When Wilbur L. Ross Jr decided to invest in distressed Delhi-based low-cost carrier SpiceJet that has been bleeding due to skyrocketing fuel prices, he was once again betting on something that defied the prevailing logic: he sees the sharp spike in oil prices reverting to sub-100 dollar levels in a year from now. But then, it is contrarian bets like these that have made Ross, 71, a hugely successful investor.

Wilbur L. Ross: The connoisseur of failed companies
Wilbur L. Ross: The connoisseur of failed companies
An old Wall Street hat, Ross was one of corporate America’s top bankruptcy advisers while working for Rothschild Investments LLC, before he and his firm WL Ross & Co. became famous for turning around distressed companies. His greatest asset, people who know him say, is his ability to sniff out a deal.

He is helped in this by his powerful connections, his own insight and the American bankruptcy laws that help those who attempt to rebuild a company.

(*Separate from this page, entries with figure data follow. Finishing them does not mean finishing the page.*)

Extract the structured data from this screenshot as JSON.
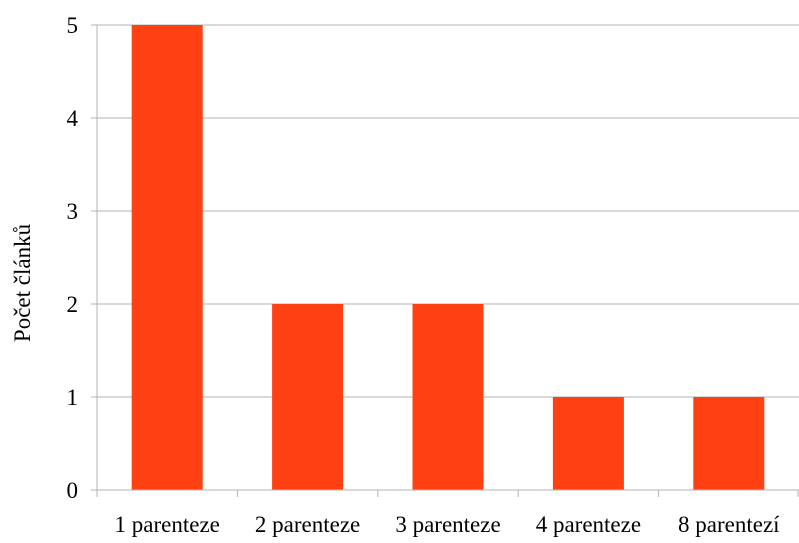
{
  "chart_data": {
    "type": "bar",
    "categories": [
      "1 parenteze",
      "2 parenteze",
      "3 parenteze",
      "4 parenteze",
      "8 parentezí"
    ],
    "values": [
      5,
      2,
      2,
      1,
      1
    ],
    "ylabel": "Počet článků",
    "xlabel": "",
    "ylim": [
      0,
      5
    ],
    "yticks": [
      0,
      1,
      2,
      3,
      4,
      5
    ],
    "grid": true,
    "legend": "none",
    "bar_color": "#ff4013",
    "grid_color": "#b3b3b3"
  }
}
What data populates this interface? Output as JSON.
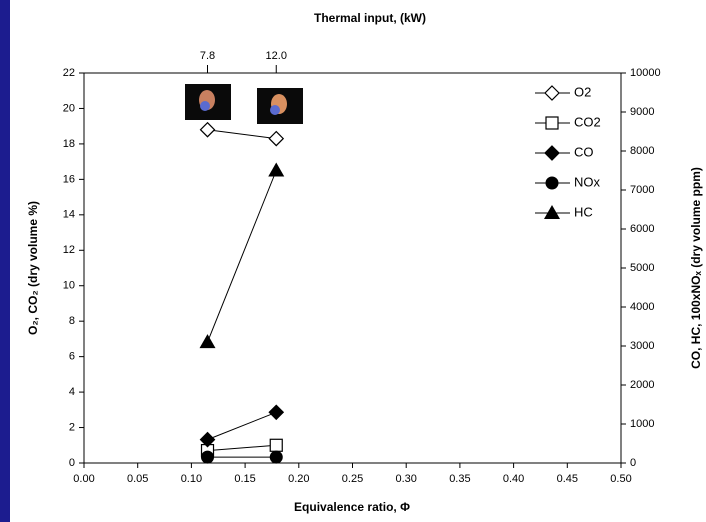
{
  "chart_data": {
    "type": "line",
    "top_title": "Thermal input, (kW)",
    "top_ticks": [
      "7.8",
      "12.0"
    ],
    "x_label": "Equivalence ratio, Φ",
    "y_label": "O₂, CO₂ (dry volume %)",
    "y2_label": "CO, HC, 100xNOₓ (dry volume ppm)",
    "x": [
      0.115,
      0.179
    ],
    "series": [
      {
        "name": "O2",
        "marker": "open-diamond",
        "color": "#000000",
        "values": [
          18.8,
          18.3
        ]
      },
      {
        "name": "CO2",
        "marker": "open-square",
        "color": "#000000",
        "values": [
          0.7,
          1.0
        ]
      },
      {
        "name": "CO",
        "marker": "diamond",
        "color": "#000000",
        "axis": "y2",
        "values": [
          600,
          1300
        ]
      },
      {
        "name": "NOx",
        "marker": "circle",
        "color": "#000000",
        "axis": "y2",
        "values": [
          150,
          150
        ]
      },
      {
        "name": "HC",
        "marker": "triangle",
        "color": "#000000",
        "axis": "y2",
        "values": [
          3100,
          7500
        ]
      }
    ],
    "xlim": [
      0,
      0.5
    ],
    "xticks": [
      {
        "value": 0,
        "label": "0.00"
      },
      {
        "value": 0.05,
        "label": "0.05"
      },
      {
        "value": 0.1,
        "label": "0.10"
      },
      {
        "value": 0.15,
        "label": "0.15"
      },
      {
        "value": 0.2,
        "label": "0.20"
      },
      {
        "value": 0.25,
        "label": "0.25"
      },
      {
        "value": 0.3,
        "label": "0.30"
      },
      {
        "value": 0.35,
        "label": "0.35"
      },
      {
        "value": 0.4,
        "label": "0.40"
      },
      {
        "value": 0.45,
        "label": "0.45"
      },
      {
        "value": 0.5,
        "label": "0.50"
      }
    ],
    "ylim": [
      0,
      22
    ],
    "yticks": [
      0,
      2,
      4,
      6,
      8,
      10,
      12,
      14,
      16,
      18,
      20,
      22
    ],
    "y2lim": [
      0,
      10000
    ],
    "y2ticks": [
      0,
      1000,
      2000,
      3000,
      4000,
      5000,
      6000,
      7000,
      8000,
      9000,
      10000
    ],
    "legend": "upper right"
  }
}
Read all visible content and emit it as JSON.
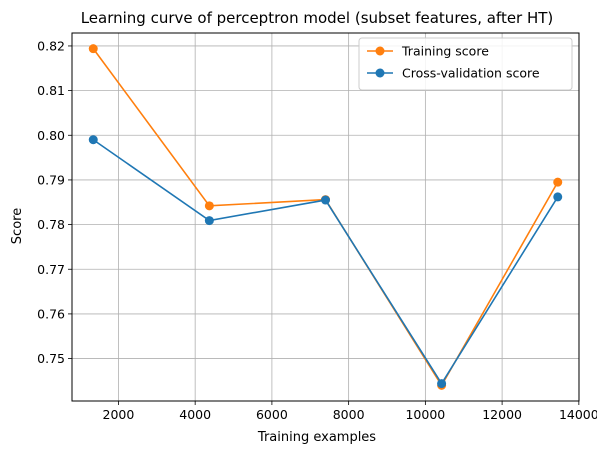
{
  "chart_data": {
    "type": "line",
    "title": "Learning curve of perceptron model (subset features, after HT)",
    "xlabel": "Training examples",
    "ylabel": "Score",
    "x": [
      1344,
      4370,
      7397,
      10423,
      13450
    ],
    "series": [
      {
        "name": "Training score",
        "color": "#ff7f0e",
        "values": [
          0.8194,
          0.7842,
          0.7856,
          0.744,
          0.7895
        ]
      },
      {
        "name": "Cross-validation score",
        "color": "#1f77b4",
        "values": [
          0.799,
          0.7809,
          0.7855,
          0.7444,
          0.7862
        ]
      }
    ],
    "xlim": [
      790,
      14004
    ],
    "ylim": [
      0.7405,
      0.8229
    ],
    "xticks": [
      2000,
      4000,
      6000,
      8000,
      10000,
      12000,
      14000
    ],
    "yticks": [
      0.75,
      0.76,
      0.77,
      0.78,
      0.79,
      0.8,
      0.81,
      0.82
    ],
    "ytick_labels": [
      "0.75",
      "0.76",
      "0.77",
      "0.78",
      "0.79",
      "0.80",
      "0.81",
      "0.82"
    ],
    "grid": true,
    "legend_position": "top-right"
  }
}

When, in 2001, Ross bought into a host of mills in and around Pennsylvania and formed International Steel Group (ISG), his game plan was based on the US government imposing import tariffs and a turnaround in the global steel industry. Ross made a hefty profit when he sold ISG (then a public company) to Lakshmi Mittal in 2005 for more than $4.5 billion. Today, Ross is seeking to revive the American textile and auto parts industries the same way.

But his Rs 345-crore investment in SpiceJet may not give the returns he expects. SpiceJet, like others in the battered Indian aviation industry, is bleeding, and government policies seem unlikely to change. Higher airfares might help to an extent, but Ross will need all his skill to turn around this airline.